The changeover from a cumbersome, manual, spreadsheet-based process to a streamlined, automated and interactively optimized process was orchestrated to reduce fear of and instill confidence in the new solution. We endeavored to make the transition to the new system as seamless and stress-free as possible by reusing all of the same data, terminology, scheduling logic, KPIs, report formats and familiar visualization tools in software GUI, such as the Gantt chart from the historical wall-hung paper maintenance and hangar schedules. That way, the learning curve on the new system was not very steep at all.

The interactive optimization approach, based on the analysts’ own step-by-step processes, also made the analysts feel much more comfortable with the solution, rather than being a “black box” that they didn’t understand. One of the analysts even referred to the new system as “a big calculator” that could enter the input data and output an optimized five-year maintenance schedule and hangar plan. A great metaphor indeed [3]!

Justification for Change

“One of the things I have learned well from many real-world modeling engagements is that finding the supposedly ‘optimal’ solution is often not nearly as important as putting the solution values into a form that the client is accustomed to seeing.” – R.E.D. “Gene” Woolsey, Ph.D., Professor, Colorado School of Mines and Operations Research Academic, Practitioner & Consultant

The best way to “grease the skids” of change management is to deliver significant, tangible, measurable business value that can be categorically attributed to the new model/solution as demonstrated by before-and-after experiments. We did that in this case, and the “after scenario” delivered far more and better solutions faster than the analysts could have ever imagined. This made for a super easy justification for change. It’s rarely that easy, but sometimes it can be. (Promotions, raises and escalation of one’s status in the organization goes a long way toward acceptance!)
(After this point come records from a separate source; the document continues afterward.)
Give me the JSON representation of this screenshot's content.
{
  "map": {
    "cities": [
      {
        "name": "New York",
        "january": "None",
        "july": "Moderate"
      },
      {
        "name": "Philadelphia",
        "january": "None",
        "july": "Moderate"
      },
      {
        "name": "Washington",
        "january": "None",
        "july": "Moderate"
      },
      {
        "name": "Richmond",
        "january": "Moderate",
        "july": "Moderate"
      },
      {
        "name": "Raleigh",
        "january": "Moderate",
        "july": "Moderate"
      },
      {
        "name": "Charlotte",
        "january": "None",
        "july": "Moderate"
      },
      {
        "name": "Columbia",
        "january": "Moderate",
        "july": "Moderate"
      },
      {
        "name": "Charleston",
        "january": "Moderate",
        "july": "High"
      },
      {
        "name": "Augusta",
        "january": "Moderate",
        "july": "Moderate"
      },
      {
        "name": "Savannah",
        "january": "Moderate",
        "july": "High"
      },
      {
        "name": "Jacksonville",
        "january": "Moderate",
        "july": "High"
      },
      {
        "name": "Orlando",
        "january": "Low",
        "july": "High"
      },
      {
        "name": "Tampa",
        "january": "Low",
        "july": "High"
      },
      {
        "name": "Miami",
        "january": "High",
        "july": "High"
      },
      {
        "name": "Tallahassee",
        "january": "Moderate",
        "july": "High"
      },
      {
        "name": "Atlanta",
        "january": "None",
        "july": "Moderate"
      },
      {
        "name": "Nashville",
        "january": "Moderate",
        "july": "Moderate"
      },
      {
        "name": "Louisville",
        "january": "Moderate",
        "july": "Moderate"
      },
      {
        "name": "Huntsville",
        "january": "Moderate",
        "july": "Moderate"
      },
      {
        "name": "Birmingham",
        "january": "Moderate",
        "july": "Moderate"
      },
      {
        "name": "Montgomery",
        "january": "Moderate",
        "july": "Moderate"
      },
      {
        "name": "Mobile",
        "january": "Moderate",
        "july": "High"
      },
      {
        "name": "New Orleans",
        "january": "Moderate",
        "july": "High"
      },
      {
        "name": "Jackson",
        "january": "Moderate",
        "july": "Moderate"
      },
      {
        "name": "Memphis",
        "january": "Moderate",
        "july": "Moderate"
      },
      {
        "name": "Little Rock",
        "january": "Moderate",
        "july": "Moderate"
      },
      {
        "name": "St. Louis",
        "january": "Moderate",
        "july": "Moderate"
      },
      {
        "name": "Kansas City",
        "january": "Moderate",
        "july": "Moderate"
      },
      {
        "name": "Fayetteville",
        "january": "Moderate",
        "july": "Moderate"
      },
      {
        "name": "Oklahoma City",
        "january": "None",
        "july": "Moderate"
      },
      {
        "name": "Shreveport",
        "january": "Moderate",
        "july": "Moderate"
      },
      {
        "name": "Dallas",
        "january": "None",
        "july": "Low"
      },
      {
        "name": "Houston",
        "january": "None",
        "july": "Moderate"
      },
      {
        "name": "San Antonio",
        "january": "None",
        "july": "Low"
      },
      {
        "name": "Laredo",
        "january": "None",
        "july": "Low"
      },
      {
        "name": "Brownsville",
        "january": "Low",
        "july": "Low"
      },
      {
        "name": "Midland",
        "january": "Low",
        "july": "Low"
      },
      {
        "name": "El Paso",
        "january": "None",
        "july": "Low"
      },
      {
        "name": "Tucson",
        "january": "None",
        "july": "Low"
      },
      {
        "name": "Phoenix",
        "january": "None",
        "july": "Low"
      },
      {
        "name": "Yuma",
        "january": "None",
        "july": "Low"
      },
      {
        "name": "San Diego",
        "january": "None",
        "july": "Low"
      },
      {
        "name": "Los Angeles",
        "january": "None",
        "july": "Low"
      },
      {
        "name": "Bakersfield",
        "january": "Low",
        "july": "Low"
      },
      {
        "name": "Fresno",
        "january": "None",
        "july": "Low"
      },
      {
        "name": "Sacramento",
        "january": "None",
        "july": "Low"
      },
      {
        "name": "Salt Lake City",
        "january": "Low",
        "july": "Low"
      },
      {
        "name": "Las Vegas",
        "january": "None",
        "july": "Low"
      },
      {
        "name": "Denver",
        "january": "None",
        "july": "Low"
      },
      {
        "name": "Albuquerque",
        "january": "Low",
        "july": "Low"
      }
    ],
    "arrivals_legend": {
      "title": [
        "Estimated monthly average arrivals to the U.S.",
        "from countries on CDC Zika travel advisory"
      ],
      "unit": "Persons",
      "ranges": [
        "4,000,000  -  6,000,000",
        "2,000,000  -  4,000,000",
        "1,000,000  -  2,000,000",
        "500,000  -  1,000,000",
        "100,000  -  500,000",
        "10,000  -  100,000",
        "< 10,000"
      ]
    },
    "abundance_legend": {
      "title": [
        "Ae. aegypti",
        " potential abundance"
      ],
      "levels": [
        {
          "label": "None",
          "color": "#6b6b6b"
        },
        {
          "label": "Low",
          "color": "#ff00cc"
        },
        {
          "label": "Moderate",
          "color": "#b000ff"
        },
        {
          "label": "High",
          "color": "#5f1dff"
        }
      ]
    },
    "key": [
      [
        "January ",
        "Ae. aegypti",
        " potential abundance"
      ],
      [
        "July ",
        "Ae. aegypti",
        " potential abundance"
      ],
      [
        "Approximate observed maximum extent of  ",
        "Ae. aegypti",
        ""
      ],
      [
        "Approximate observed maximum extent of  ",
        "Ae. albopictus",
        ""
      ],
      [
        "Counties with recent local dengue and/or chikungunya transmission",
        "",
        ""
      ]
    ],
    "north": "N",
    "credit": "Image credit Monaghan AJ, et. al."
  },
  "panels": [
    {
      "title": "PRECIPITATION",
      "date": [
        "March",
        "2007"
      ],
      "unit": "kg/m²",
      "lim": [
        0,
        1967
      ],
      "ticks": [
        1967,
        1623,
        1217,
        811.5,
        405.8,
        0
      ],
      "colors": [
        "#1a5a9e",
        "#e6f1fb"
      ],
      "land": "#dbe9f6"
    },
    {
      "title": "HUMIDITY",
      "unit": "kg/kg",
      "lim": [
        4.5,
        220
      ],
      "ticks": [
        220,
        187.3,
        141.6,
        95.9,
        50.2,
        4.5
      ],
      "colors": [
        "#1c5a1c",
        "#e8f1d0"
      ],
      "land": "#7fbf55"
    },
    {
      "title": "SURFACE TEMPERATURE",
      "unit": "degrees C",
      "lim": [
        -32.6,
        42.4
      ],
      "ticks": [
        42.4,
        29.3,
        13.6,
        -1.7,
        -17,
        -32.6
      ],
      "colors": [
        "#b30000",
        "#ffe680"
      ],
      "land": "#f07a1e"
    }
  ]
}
I went on to use this exact same approach multiple times during my career, including once at another airline to build a new jet fuel supply chain purchasing and inventory management optimization system. As with the maintenance scheduling scenario, the science and technology were sophisticated and substantive, leveraged augmentation versus replacement, and got the job done. That said, it was the “soft skills” that really made the difference. The jet fuel supply chain business folks were quite attached to their 150-tab Excel spreadsheet that they had been using for 30 years, and they did not necessarily want to trade it in for a “new and improved” data-driven, analytically based forecasting, purchasing and inventory optimization model suite. In fact, they initially put up quite a fight. However, when the results of a head-to-head “bake-off” between the spreadsheet and the new models were validated, the supporting case for the new models/system was made: an eight-figure annual cost avoidance opportunity generated by the models in a matter of minutes, versus days and weeks by the status quo process!

The outcome was quite similar with significant business value and economic impact, and satisfied business stakeholders benefitted from a continuous close engagement with my team from the start of the project. A smooth, seamless transition and a change management process focused on large doses of communication, mutual understanding and empathy, and iterative testing and validation made all the difference.

Notes and References

  1. Machiavelli, Niccolò (1469-1527), 1981, “The Prince,” New York: Penguin Books.
  2. Davenport’s “The AI Advantage” (2018) does a great job of explaining this concept.
  3. Doug Gray, 1992, “Airworthy: Decision support for aircraft overhaul maintenance planning,” OR/MS Today, pp. 23-29.